Biological neurons
A biological neuron (nerve cell) is an electrically excitable cell that processes and transmits information through electrical and chemical signals. A chemical signal occurs via a synapse, a specialized connection with other cells. Neurons connect to each other to form neural networks. Neurons are the core components of the nervous system, which includes the brain, spinal cord, and peripheral ganglia. There are different types of neurons: sensory neurons, motor neurons and interneurons.
A typical neuron possesses a soma (perkaryon or cyton = cell body with nucleus), dendrites and an axon. Neurons do not undergo cell division.
Dendrites are thin structures that arise from the cell body, branching multiple times and giving rise to a complex dendritic tree. An axon is a special cellular extension that arises from the cell body and travels for long distances (as far as 1 meter in humans). The cell body of a neuron gives rise to multiple dendrites, but never to more than one axon, although the axon may branch hundreds of times before it terminates. The axon terminal contains synapses, specialized structures where neurotransmitter chemicals are released to communicate with target neurons. At the majority of synapses, signals are sent from the axon of one neuron to a dendrite of another, however there are a lot of exceptions.
All neurons are electrically excitable, maintaining voltage gradients across their membranes by means of metabolically driven ion (sodium, potassium, chloride, calcium) pumps. Changes in the cross-membrane voltage can alter the function of voltage-dependent ion channels. Each time the electrical potential inside the soma reaches a certain threshold, an all-or-none electrochemical pulse called an action potential is fired, which travels rapidly along the cell’s axon, and activates synaptic connections with other cells when it arrives.
Artificial neurons
An artificial neuron is a mathematical function conceived as an abstraction of biological neurons. The artificial neuron receives one or more inputs (representing the dendrites) and sums them to produce an output (representing the axon). Usually the sums of each node are weighted, and the sum is passed through a non-linear function known as an activation function or transfer function.

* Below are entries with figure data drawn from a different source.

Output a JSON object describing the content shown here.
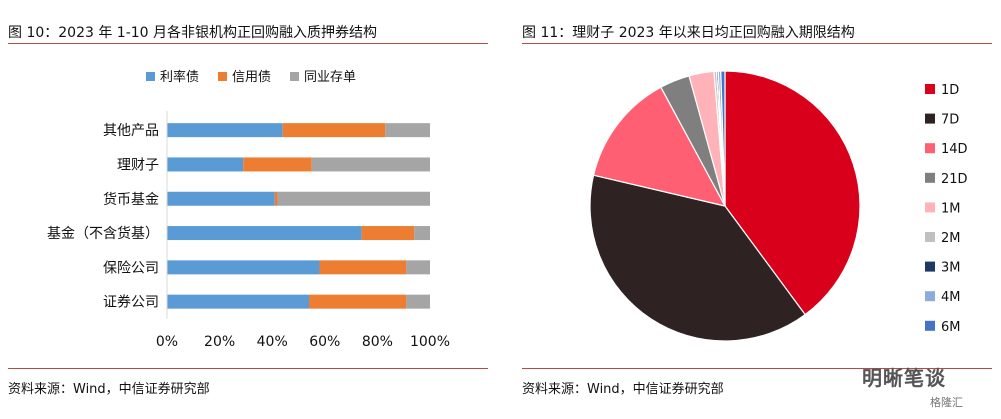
{
  "left": {
    "title": "图 10：2023 年 1-10 月各非银机构正回购融入质押券结构",
    "source": "资料来源：Wind，中信证券研究部"
  },
  "right": {
    "title": "图 11：理财子 2023 年以来日均正回购融入期限结构",
    "source": "资料来源：Wind，中信证券研究部"
  },
  "watermark": {
    "text": "明晰笔谈",
    "sub": "格隆汇"
  },
  "chart_data": [
    {
      "type": "bar",
      "orientation": "horizontal",
      "stacked": true,
      "categories": [
        "其他产品",
        "理财子",
        "货币基金",
        "基金（不含货基）",
        "保险公司",
        "证券公司"
      ],
      "series": [
        {
          "name": "利率债",
          "color": "#5b9bd5",
          "values": [
            44,
            29,
            41,
            74,
            58,
            54
          ]
        },
        {
          "name": "信用债",
          "color": "#ed7d31",
          "values": [
            39,
            26,
            1,
            20,
            33,
            37
          ]
        },
        {
          "name": "同业存单",
          "color": "#a5a5a5",
          "values": [
            17,
            45,
            58,
            6,
            9,
            9
          ]
        }
      ],
      "xlim": [
        0,
        100
      ],
      "xticks": [
        "0%",
        "20%",
        "40%",
        "60%",
        "80%",
        "100%"
      ],
      "legend": "top",
      "grid": false
    },
    {
      "type": "pie",
      "labels": [
        "1D",
        "7D",
        "14D",
        "21D",
        "1M",
        "2M",
        "3M",
        "4M",
        "6M"
      ],
      "values": [
        40.0,
        38.9,
        13.5,
        3.6,
        3.0,
        0.3,
        0.2,
        0.3,
        0.5
      ],
      "colors": [
        "#d9001b",
        "#2e2322",
        "#ff5f73",
        "#7f7f7f",
        "#ffb3b8",
        "#c0c0c0",
        "#1f3864",
        "#8faadc",
        "#4472c4"
      ],
      "legend": "right"
    }
  ]
}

The first artificial neuron was the Threshold Logic Unit (TLU) first proposed by Warren McCulloch and Walter Pitts in 1943. This model is still the standard of reference in the field of neural networks and called a McCulloch–Pitts neuron. However, artificial neurons of simple types, such as the McCulloch–Pitts model, are sometimes characterized as caricature models, in that they are intended to reflect one or more neurophysiological observations, but without regard to realism.
In the 1980s computer scientist Carver Mead, who is widely regarded as the father of neuromorphic computing, demonstrated that sub-threshold CMOS circuits behave in a similar way to the ion-channel proteins in cell membranes. Ion channels, which shuttle electrically charged sodium and potassium atoms into and out of cells, are responsible for creating action potentials. Using sub-threshold domains mimicks action potentials with little power consumption.
At the Neuromorphic Cognitive Systems Institute of Neuroinformatics of the University of Zurich and ETH Zurich, a research group leaded by Giacomo Indiveri is currently developing, using the sub-threshold-domain principle, neuromorphic chips that have hundreds of artificial neurons and thousands of synapses between those neurons.